Des musiques déjà usées en huit jours : comment dater une tendance sonore

Le son qui porte un format court meurt plus vite que le geste. Apprendre à le dater évite d’arriver habillé pour la fête d’avant.

Micros et câbles sur un fond sombre

Une tendance sonore n’est pas une playlist. C’est un motif que des milliers de films répètent jusqu’à ce que l’oreille le range dans le déjà-vu. Pour une marque, arriver au neuvième jour, c’est souvent arriver trop tard — sauf si le propos du film se tient sans cette musique.

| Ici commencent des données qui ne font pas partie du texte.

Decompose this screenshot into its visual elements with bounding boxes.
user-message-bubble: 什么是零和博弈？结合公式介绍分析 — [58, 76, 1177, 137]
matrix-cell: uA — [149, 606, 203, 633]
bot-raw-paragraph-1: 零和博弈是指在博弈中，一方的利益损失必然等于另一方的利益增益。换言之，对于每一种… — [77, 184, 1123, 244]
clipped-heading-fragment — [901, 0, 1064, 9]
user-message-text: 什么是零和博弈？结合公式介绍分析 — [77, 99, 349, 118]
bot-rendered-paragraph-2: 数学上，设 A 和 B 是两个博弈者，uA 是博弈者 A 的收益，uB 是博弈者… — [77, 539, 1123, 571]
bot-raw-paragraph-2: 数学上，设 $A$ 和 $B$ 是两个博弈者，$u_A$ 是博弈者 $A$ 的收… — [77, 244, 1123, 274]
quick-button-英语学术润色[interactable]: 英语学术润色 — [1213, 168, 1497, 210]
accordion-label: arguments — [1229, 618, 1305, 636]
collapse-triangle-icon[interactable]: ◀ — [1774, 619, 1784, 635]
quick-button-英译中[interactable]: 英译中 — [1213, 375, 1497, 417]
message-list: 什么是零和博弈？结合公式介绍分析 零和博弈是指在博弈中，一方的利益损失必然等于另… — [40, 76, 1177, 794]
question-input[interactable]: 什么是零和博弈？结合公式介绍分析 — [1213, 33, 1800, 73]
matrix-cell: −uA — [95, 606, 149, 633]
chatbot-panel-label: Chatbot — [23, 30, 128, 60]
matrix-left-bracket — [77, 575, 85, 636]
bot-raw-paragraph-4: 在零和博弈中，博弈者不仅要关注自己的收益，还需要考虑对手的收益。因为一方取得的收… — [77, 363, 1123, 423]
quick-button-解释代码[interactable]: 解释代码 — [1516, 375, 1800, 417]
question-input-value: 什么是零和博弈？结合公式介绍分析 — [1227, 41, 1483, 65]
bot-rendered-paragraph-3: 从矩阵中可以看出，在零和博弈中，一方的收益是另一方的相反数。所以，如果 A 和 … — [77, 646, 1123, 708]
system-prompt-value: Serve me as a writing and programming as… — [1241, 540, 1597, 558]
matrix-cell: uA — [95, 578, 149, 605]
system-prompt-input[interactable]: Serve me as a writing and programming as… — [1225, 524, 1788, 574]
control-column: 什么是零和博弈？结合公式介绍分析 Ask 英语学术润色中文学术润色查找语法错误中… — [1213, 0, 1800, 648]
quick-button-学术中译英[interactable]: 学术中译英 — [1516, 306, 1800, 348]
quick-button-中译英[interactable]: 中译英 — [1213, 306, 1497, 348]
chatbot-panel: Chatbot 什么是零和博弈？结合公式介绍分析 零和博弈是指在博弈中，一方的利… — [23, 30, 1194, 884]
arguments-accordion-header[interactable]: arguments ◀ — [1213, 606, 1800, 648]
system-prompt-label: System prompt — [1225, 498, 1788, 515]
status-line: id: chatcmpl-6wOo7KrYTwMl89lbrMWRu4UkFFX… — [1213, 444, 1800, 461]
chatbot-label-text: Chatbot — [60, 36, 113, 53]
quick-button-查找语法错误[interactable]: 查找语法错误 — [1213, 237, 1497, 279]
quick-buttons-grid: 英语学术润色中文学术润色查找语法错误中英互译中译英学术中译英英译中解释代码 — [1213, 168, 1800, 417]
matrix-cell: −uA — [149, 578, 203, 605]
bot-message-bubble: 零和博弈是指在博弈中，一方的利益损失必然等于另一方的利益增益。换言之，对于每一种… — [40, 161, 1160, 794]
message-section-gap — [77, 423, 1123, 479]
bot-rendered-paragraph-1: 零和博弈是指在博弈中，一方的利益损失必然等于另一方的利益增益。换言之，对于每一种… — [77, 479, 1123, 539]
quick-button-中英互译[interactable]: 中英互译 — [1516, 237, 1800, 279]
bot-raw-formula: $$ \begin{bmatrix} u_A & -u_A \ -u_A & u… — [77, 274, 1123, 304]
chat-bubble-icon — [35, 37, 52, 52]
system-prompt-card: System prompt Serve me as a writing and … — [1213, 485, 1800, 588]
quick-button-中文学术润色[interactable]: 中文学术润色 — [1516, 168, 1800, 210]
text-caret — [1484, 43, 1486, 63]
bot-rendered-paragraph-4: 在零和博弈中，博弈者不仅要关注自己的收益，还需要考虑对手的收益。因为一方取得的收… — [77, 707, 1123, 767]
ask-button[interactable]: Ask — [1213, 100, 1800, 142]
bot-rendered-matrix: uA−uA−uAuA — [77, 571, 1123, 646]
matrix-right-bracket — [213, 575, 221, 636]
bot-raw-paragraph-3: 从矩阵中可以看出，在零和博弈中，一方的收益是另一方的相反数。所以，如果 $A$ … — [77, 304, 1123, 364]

Nous datons les sons que nous croisons : première circulation large, moment où les parodies dépassent les usages « sérieux », moment où les catalogues de stocks s’en emparent. Cette petite chronologie, même imparfaite, suffit à éviter le brief « mettez le son du moment » collé un vendredi soir.

Les licences et les catalogues officiels des plateformes restent un sujet juridique à part, que nous n’instruisons pas à la place d’un conseil. En revanche, la lecture éditoriale est claire : un film qui dépend entièrement d’un audio déjà saturé n’a plus de phrase à lui.

Mieux vaut un silence, un bruit de plateau, une voix posée, qu’un chorus que le public a déjà associé à vingt blagues sans rapport avec votre offre.